Smoking As A Predictor Of Lung Cancer Recurrence

Smoking As A Predictor Of Lung Cancer Recurrence

In the United States 158,040 people are expected to die in 2015 from lung cancer, making this disease a principal cause of death. Recently, low-dose CT scans for lung cancer screening in high risk smokers were approved to detect the disease in its early stages when patients are still asymptomatic.

Early detection of lung cancer is imperative for better clinical outcomes and in addition to high-risk smokers it is crucial to monitor and do appropriate follow-up of lung cancer survivors.

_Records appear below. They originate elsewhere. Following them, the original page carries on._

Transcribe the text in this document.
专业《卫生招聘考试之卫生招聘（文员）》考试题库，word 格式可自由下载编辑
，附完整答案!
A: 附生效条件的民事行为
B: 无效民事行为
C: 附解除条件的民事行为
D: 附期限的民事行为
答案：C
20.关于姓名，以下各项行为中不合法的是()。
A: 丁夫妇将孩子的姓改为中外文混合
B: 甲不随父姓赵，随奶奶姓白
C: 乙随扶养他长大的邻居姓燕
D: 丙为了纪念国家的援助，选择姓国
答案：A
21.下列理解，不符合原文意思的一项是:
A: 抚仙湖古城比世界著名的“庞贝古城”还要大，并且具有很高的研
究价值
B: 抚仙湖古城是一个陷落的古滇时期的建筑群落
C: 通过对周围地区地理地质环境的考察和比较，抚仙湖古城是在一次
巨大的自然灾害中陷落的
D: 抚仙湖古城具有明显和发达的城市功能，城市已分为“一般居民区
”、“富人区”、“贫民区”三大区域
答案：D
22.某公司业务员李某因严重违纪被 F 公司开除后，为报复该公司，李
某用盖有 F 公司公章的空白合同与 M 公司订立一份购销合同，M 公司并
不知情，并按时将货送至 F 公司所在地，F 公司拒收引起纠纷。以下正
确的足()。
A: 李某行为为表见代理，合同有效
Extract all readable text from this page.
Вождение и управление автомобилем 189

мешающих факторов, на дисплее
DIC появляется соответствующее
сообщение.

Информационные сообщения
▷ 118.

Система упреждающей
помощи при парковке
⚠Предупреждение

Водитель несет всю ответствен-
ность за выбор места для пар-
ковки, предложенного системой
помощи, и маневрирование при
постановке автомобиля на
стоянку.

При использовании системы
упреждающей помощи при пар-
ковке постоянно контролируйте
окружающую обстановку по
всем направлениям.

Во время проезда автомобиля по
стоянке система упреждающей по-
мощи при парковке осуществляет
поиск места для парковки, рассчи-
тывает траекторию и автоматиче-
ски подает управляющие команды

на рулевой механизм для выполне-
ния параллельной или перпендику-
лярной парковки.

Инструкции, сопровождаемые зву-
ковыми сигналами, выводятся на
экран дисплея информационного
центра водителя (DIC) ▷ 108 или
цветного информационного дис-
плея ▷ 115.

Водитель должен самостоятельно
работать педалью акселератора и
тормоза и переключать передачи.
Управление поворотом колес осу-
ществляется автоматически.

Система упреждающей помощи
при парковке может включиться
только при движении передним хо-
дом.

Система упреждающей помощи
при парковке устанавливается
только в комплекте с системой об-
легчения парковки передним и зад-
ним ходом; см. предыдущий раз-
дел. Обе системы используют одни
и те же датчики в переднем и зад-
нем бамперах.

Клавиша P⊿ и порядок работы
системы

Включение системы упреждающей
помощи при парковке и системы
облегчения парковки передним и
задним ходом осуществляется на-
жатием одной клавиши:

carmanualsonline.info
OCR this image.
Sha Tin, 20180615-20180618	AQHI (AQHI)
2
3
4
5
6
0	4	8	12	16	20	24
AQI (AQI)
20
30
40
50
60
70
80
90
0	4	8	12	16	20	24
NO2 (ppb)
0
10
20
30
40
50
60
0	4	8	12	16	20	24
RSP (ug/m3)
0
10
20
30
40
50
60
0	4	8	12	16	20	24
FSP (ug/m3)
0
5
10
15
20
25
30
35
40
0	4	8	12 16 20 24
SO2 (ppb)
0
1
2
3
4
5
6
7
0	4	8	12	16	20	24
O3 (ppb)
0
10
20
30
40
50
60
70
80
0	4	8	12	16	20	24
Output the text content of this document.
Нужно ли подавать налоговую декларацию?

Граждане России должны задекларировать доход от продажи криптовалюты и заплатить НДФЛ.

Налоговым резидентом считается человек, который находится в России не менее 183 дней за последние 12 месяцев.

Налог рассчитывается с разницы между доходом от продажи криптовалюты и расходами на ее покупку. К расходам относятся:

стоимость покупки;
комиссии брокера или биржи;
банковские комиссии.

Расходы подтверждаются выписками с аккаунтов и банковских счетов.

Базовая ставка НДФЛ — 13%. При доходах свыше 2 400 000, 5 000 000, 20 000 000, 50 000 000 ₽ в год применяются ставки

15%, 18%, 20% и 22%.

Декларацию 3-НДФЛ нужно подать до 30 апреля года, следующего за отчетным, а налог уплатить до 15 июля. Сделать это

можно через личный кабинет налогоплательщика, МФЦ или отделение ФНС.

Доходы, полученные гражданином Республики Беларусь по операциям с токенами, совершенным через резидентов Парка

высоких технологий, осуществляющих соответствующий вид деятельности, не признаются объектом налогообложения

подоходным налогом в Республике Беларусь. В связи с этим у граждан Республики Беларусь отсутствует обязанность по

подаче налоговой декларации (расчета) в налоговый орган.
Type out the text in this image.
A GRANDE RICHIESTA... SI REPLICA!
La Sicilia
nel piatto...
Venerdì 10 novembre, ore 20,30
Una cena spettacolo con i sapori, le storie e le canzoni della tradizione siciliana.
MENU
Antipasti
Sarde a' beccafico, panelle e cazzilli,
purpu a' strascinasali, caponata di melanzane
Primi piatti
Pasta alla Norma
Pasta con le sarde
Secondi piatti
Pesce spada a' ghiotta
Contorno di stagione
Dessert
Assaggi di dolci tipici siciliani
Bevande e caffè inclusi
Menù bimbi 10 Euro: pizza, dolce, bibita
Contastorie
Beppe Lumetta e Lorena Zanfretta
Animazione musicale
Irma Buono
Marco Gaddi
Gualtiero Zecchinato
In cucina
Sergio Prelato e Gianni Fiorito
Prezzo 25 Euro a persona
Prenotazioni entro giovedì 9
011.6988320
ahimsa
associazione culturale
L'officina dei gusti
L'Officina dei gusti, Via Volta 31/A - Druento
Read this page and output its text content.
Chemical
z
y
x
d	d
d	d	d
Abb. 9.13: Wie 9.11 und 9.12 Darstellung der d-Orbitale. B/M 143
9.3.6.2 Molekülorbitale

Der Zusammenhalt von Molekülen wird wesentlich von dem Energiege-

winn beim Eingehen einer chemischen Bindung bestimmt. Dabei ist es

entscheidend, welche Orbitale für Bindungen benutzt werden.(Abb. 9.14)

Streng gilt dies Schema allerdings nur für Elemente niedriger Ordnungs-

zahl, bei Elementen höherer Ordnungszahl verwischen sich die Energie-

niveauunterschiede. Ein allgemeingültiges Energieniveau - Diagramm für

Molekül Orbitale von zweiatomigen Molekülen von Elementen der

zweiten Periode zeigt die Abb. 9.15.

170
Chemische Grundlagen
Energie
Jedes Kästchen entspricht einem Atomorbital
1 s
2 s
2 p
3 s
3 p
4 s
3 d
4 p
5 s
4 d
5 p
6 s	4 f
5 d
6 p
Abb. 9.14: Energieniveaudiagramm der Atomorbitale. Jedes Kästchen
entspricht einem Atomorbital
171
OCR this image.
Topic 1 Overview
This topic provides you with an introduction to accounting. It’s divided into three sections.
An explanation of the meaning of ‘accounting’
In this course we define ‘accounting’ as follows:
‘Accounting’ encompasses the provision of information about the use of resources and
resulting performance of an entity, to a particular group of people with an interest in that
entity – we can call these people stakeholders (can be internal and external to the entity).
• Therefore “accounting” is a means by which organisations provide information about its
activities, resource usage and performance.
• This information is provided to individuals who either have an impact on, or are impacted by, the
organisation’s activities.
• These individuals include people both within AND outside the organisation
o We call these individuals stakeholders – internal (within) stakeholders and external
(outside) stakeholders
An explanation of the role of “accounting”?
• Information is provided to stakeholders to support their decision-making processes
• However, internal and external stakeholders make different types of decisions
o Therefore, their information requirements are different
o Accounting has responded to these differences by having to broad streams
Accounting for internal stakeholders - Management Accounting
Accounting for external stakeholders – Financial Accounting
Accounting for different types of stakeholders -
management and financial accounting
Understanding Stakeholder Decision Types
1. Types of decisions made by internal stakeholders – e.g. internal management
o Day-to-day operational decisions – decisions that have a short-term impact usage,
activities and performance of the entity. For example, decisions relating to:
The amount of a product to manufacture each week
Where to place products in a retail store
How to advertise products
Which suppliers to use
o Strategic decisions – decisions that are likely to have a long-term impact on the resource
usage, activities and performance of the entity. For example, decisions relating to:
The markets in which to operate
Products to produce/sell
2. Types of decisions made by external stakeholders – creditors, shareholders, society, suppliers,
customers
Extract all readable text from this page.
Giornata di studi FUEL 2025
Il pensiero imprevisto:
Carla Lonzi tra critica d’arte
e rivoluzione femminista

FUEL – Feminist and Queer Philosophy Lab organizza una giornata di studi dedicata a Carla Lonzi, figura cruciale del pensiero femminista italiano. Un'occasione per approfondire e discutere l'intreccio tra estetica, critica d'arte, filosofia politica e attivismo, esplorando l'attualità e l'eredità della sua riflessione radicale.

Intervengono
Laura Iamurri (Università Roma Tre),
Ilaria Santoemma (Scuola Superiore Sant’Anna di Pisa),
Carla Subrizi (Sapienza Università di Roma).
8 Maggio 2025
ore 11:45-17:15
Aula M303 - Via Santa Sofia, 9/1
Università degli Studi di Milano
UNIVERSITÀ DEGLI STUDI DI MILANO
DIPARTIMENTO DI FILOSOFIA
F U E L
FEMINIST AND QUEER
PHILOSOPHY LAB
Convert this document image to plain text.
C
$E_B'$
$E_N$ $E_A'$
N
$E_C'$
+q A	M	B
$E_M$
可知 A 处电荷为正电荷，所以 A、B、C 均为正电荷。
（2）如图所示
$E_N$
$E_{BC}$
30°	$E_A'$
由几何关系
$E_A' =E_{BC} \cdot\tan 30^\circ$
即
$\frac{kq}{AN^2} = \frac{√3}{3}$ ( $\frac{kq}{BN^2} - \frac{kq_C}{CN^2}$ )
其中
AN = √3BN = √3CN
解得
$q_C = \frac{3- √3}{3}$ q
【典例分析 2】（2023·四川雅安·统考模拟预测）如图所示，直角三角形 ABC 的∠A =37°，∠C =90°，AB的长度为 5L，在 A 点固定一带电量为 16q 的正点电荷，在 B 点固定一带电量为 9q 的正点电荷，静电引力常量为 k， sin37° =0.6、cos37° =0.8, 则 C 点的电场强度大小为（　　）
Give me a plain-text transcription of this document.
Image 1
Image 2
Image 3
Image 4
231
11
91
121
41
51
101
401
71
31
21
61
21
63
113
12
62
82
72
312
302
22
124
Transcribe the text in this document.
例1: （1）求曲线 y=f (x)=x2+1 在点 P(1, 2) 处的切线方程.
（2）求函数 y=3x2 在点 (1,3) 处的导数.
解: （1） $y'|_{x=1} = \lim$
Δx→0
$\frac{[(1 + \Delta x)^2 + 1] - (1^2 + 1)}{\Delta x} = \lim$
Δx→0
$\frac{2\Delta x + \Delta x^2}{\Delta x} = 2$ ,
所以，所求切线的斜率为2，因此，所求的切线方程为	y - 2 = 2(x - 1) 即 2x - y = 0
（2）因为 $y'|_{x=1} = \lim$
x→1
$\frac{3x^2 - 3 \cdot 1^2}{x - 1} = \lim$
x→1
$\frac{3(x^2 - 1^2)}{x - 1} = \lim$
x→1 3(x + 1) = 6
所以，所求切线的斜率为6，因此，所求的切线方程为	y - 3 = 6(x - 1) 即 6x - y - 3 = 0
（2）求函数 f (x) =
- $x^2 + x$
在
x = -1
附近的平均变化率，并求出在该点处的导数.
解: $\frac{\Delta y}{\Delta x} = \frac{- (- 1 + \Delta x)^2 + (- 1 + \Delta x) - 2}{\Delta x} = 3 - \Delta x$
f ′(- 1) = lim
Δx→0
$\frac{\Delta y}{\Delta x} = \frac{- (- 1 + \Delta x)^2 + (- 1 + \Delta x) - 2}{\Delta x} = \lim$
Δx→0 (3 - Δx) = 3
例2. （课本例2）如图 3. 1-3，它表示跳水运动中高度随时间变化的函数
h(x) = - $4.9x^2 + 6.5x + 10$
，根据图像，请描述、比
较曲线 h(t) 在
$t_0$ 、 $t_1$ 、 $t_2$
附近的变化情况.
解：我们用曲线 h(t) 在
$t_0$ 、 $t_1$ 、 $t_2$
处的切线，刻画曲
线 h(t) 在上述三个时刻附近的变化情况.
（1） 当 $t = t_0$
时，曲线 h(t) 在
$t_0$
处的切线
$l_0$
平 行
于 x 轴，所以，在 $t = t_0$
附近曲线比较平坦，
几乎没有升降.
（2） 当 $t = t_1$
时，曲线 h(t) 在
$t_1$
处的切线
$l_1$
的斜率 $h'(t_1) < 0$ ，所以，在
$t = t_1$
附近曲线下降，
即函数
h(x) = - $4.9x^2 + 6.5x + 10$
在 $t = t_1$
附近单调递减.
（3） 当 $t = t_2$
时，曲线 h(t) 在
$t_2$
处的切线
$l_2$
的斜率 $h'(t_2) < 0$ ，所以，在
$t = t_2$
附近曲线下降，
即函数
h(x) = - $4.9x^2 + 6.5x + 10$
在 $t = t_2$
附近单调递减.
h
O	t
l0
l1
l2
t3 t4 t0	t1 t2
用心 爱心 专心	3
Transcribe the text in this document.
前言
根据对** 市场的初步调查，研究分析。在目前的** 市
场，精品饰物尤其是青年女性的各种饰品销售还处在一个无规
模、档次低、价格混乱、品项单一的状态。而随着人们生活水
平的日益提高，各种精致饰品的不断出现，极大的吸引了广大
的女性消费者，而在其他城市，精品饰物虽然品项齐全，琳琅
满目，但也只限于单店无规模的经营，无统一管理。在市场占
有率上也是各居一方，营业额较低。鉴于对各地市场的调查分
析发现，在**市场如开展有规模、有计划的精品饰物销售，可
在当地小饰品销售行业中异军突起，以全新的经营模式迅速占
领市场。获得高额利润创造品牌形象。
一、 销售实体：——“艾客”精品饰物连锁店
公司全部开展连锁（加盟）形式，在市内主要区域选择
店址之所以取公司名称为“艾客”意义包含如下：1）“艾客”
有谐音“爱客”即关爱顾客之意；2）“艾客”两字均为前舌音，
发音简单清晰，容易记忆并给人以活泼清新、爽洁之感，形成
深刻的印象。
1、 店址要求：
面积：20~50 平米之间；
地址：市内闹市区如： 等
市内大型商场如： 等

Results from a recent study, presented during the ATS 2015 International Conference, have shown that lung cancer survivors are at high-risk of lung cancer recurrence.  “We looked closely at risk factors that may help in predicting cancer recurrence in lung cancer survivors,” study lead author Samjot Dhillon, MD, said in a news release. “What we learned is that patients with a history of lung cancer should have close long-term surveillance so their doctor can detect early on if the cancer is recurring or if there is another cancer developing.”

For the study researchers assessed a population of 192 lung cancer survivors who had chest CT scans and autofluorescence bronchoscopy (AFB) for a period of 8 years and a half. AFB is a method that allows clinicians to look for premalignant and early malignant lesions in the central lung airways while CT scans show large lymph nodes in the chest or nodules in the lungs. Both methods can detect lung cancer during its early stages.

The researchers assessed patients’ risk factors to search for a link between cancer recurrence, such as smoking status, smoking packs per year, respiratory disease, exposure to asbestos, prior cancers, and family history of lung cancer. Results revealed that 38% of the patients had cancer recurrence during this time period.

Results also showed several lung cancer predictors, including presence of a nodule on a CT scan; recurrence of another non-lung cancer; premalignant lesions on three AFB assessments located in the lung central airway; and smoking history. Each additional pack smoked per year increased by 1% the likelihood of having lung cancer again.

“Along with close medical surveillance for lung cancer recurrence, it is also important for patients to stop smoking as soon as possible since this is a known risk,” said Dhillon in the news release. “Every additional pack per year of smoking is associated with further increased risk of cancer recurrence.”